Cherenkov radiation, however, is emitted in a cone, so it can provide information on the direction from which the neutrino came, a critical piece of information for studying nuclear reactor sources as well as cosmic neutrino sources.

"Photomultiplier tubes are sensitive to single photon levels of light," Orebi Gann said. "But a liquid scintillator gives you a lot more light: If you've got an electron at the same energy, you'll get 50 times more light, depending on the scintillator, than from Cherenkov emission. That means you get better precision for understanding where the energy was deposited and how much energy there was."

"We said, OK, we don't want to pick and choose. We don't like compromise. We want both. And that's the goal here. We want the topology of Cherenkov light, but the resolution of scintillation," she said.

The problem is that light from scintillation is so bright it overwhelms the Cherenkov light.

Luckily, Cherenkov light comes out in a picosecond burst, whereas scintillation light lingers for nanoseconds.

"If you have very fast photon detectors, you can use the time difference to help separate those two signatures," she said. Eos will surround the liquid tank with 242 photomultiplier tubes made by the Japanese firm Hamamatsu that are three times faster than current photomultipliers.

The visible region of Cherenkov light has a redder color spectrum than scintillation light, which is mostly blue. The team takes advantage of this by surrounding the front row of photomultipliers with a "dichroic" filter that reflects red Cherenkov light into the photomultiplier but lets blue scintillation light pass through to photomultipliers in the back.

"You're basically sorting your photons by wavelength and directing them to different photon detectors based on the wavelength," she said.

Orebi Gann and her team began assembling Eos in September, delayed for six weeks by the destruction of the first steel tank when the truck carrying it collided with an overpass. The tanks are so large that the researchers had to house the experiment in a large basement lab—formerly occupied by a nuclear reactor—operated by UC Berkeley's Department of Nuclear Engineering.

They surrounded the acrylic tank with the photomultiplier tubes, then lifted the whole assembly into a cylindrical steel tank. The internal acrylic tank and the gap between the acrylic and steel tanks were then filled with pure water, submerging the photomultiplier tubes in the gap.

Once the team tests the ability of Eos to detect Cherenkov light from artificial radioactive sources and natural, cosmic muons, they will gradually add scintillator material to test the experiment's ability to discriminate between the two types of light emissions.

"We have also designed our detector so we can deploy pure liquid scintillator," Orebi Gann said. "This would be the ultimate test: if we can still see the Cherenkov signature even with the maximal scintillation component."

Plans call for exploring how well Eos can monitor small modular reactors and nuclear-powered maritime vessels and check test site transparency.

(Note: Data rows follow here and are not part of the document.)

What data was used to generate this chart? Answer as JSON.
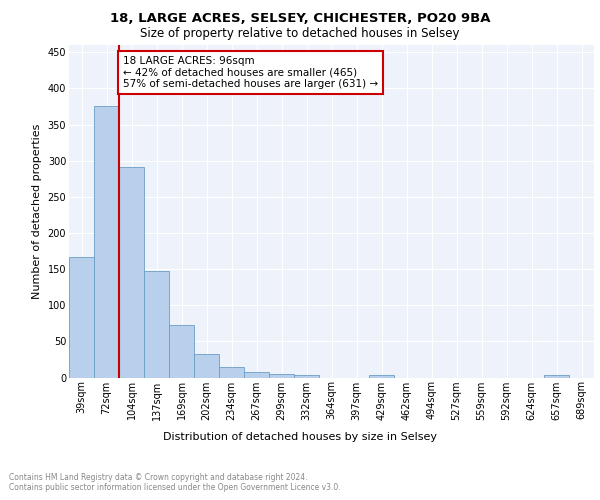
{
  "title1": "18, LARGE ACRES, SELSEY, CHICHESTER, PO20 9BA",
  "title2": "Size of property relative to detached houses in Selsey",
  "xlabel": "Distribution of detached houses by size in Selsey",
  "ylabel": "Number of detached properties",
  "categories": [
    "39sqm",
    "72sqm",
    "104sqm",
    "137sqm",
    "169sqm",
    "202sqm",
    "234sqm",
    "267sqm",
    "299sqm",
    "332sqm",
    "364sqm",
    "397sqm",
    "429sqm",
    "462sqm",
    "494sqm",
    "527sqm",
    "559sqm",
    "592sqm",
    "624sqm",
    "657sqm",
    "689sqm"
  ],
  "values": [
    167,
    376,
    291,
    148,
    72,
    33,
    15,
    7,
    5,
    3,
    0,
    0,
    3,
    0,
    0,
    0,
    0,
    0,
    0,
    3,
    0
  ],
  "bar_color": "#b8d0eb",
  "bar_edge_color": "#6a9ec5",
  "property_line_color": "#cc0000",
  "annotation_text": "18 LARGE ACRES: 96sqm\n← 42% of detached houses are smaller (465)\n57% of semi-detached houses are larger (631) →",
  "annotation_box_color": "#ffffff",
  "annotation_box_edge_color": "#cc0000",
  "ylim": [
    0,
    460
  ],
  "yticks": [
    0,
    50,
    100,
    150,
    200,
    250,
    300,
    350,
    400,
    450
  ],
  "background_color": "#eef2fb",
  "footer_text": "Contains HM Land Registry data © Crown copyright and database right 2024.\nContains public sector information licensed under the Open Government Licence v3.0.",
  "title1_fontsize": 9.5,
  "title2_fontsize": 8.5,
  "xlabel_fontsize": 8,
  "ylabel_fontsize": 8,
  "tick_fontsize": 7,
  "annotation_fontsize": 7.5,
  "footer_fontsize": 5.5
}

Orebi Gann is eager also to employ the Eos design in general neutrino physics studies, such as measuring the flux of neutrinos from the core of the sun to verify the predicted nuclear reactions powering it; investigations of terrestrial sources of neutrinos; mapping the diffuse supernova neutrino background in the Milky Way and beyond; and the ongoing search for neutrinoless double beta decay, which would indicate that a neutrino is its own antiparticle.

All of these questions are already being explored with either the scintillator or Cherenkov detectors, but Orebi Gann is hoping that a hybrid detector will speed progress.

"The same kind of physics that each of those detectors has done in the past, we could do better," she said. "That's the goal. It's R&D for the next generation."